Pristionchus maxplancki

Scientific classification
- Domain: Eukaryota
- Kingdom: Animalia
- Phylum: Nematoda
- Class: Chromadorea
- Order: Rhabditida
- Family: Diplogastridae
- Genus: Pristionchus
- Species: P. maxplancki
- Binomial name: Pristionchus maxplancki Kanzaki, Ragsdale, Herrmann, Röseler & Sommer, 2013

= Pristionchus maxplancki =

- Authority: Kanzaki, Ragsdale, Herrmann, Röseler & Sommer, 2013

Species of roundworm

Pristionchus maxplancki is a species of diplogastrid nematodes (roundworms).

== Description ==
Nematodes of P. maxplancki are small, with a body length of about 1 mm. It is associated with stag beetles (Lucanidae), from the body of which they were isolated. The species was discovered in an oak forest in Fukushima Prefecture (Tohoku region) on the island of Honshu. Like most species of Pristionchus, P. maxplancki has two forms that differ in their mouthparts: in the "stenostomatous" form, the mouth is elongated, narrow, and with one small tooth, whereas the "eurystomatous" has a mouth that is short, wide, and with two large teeth.
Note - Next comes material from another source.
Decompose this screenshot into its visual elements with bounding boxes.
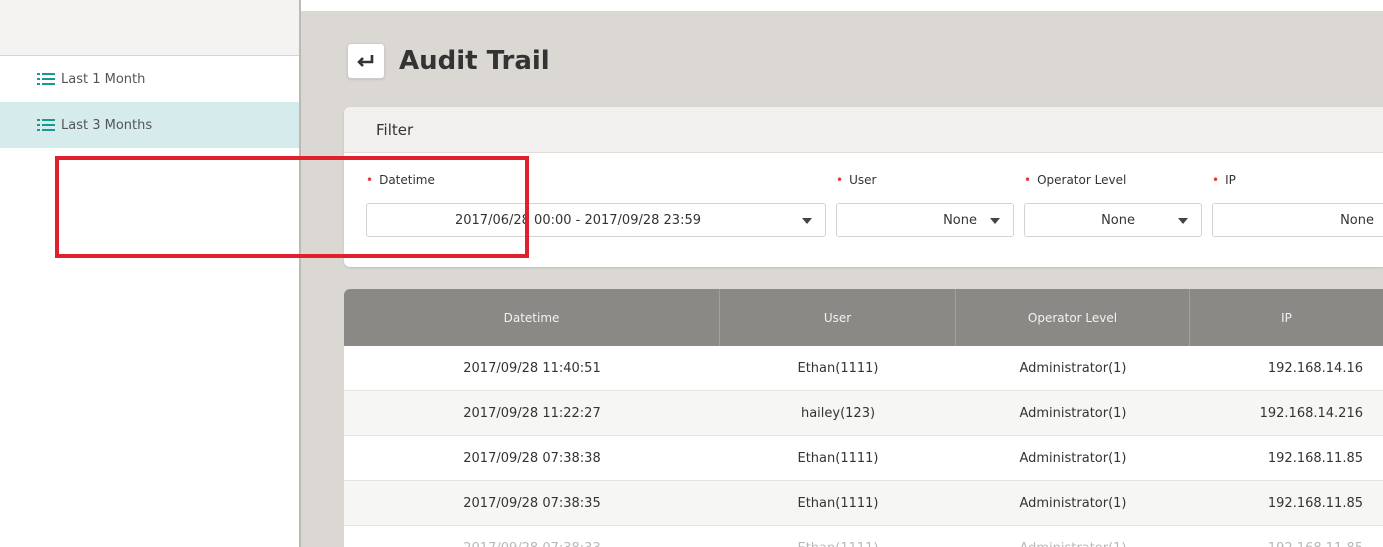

This species is the closest known outgroup to a cryptic species complex that includes the model nematode P. pacificus and two other Pristionchus species. A scientific description of P. maxplancki was first published in August 2013 by nematologists from the Forestry and Forest Products Research Institute in Tsukuba, Ibaraki, Japan and the Max Planck Institute for Developmental Biology in Tübingen, Germany. The species was named after the German physicist and nobel laureate Max Planck (1858-1947). This is the first species named in his honor.